The Supreme Court heard arguments for and against race-based preferences in college admissions this morning, and it doesn’t look good for the pro-affirmative action side. The New York Times‘ Adam Liptak reports:
A majority of the Supreme Court justices seemed unpersuaded on Wednesday that an affirmative action plan at the University of Texas was constitutional. But the member of the Supreme Court who almost certainly holds the crucial vote, Justice Anthony M. Kennedy, devoted almost all of his questions to exploring whether the case should be returned to the trial court to allow the university to submit more evidence to justify its use of race in deciding which students to admit.
By the end of the unusually long and tense argument, Justice Kennedy indicated that the Supreme Court might have all the evidence needed to decide the case. That could mean that the Texas admissions plan is in peril and that affirmative action at colleges and universities around the nation may be in trouble as well.
We aren’t legal scholars here at Via Meadia, so we don’t have much to add to the constitutional arguments surrounding this case. Suffice it to say that while we are skeptical of the ability of the Court to craft a one-size-fits-all solution that works for all 50 U.S. states and all 3,000 U.S. colleges, we also believe that “dealing with historical injustice is a hugely difficult task, and there is little sign that today’s bureaucratic diversity industry is up to the job—or really even very interested in the job.”
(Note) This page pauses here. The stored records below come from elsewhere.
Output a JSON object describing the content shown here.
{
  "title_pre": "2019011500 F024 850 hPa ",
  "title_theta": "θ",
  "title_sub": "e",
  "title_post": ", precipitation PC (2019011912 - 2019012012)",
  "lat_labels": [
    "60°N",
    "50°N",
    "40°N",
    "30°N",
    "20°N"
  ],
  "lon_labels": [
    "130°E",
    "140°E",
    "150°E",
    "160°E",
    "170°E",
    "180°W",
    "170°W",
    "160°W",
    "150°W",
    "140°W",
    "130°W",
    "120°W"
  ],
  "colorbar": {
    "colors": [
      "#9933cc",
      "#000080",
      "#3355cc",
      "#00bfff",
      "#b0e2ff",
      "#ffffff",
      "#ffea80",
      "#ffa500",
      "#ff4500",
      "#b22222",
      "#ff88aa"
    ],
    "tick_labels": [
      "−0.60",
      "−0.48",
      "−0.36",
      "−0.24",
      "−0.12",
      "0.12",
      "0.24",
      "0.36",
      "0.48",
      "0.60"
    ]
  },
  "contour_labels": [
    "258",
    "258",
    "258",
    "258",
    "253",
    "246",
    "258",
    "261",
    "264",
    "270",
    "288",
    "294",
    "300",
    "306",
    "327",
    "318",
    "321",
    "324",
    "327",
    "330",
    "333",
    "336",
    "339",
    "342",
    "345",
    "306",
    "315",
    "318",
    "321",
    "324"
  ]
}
In any case, focusing narrowly on race in admissions distracts from some of the broader injustices in the American higher education system. College tuition is skyrocketing, thanks to heavy-handed federal regulations, overly generous subsidies, and the perpetually enlarging academic bureaucracy. Prohibitive costs may do more to prevent underprivileged students from getting an education than admissions policies. Moreover, we have set up a grotesquely unfair system in which elite schools are the gatekeepers to elite status, handicapping millions of talented students who didn’t want to go to elite schools, or who weren’t focused on academics at age 17. If our society were less obsessed with the value of fancy college degrees, the stakes in the affirmative action debate would be lower.
Regardless of how the Court ultimately rules in this case, policymakers and education professionals need to start thinking about ways to overhaul our higher education system so that it is fairer to all young Americans, regardless of their skin color.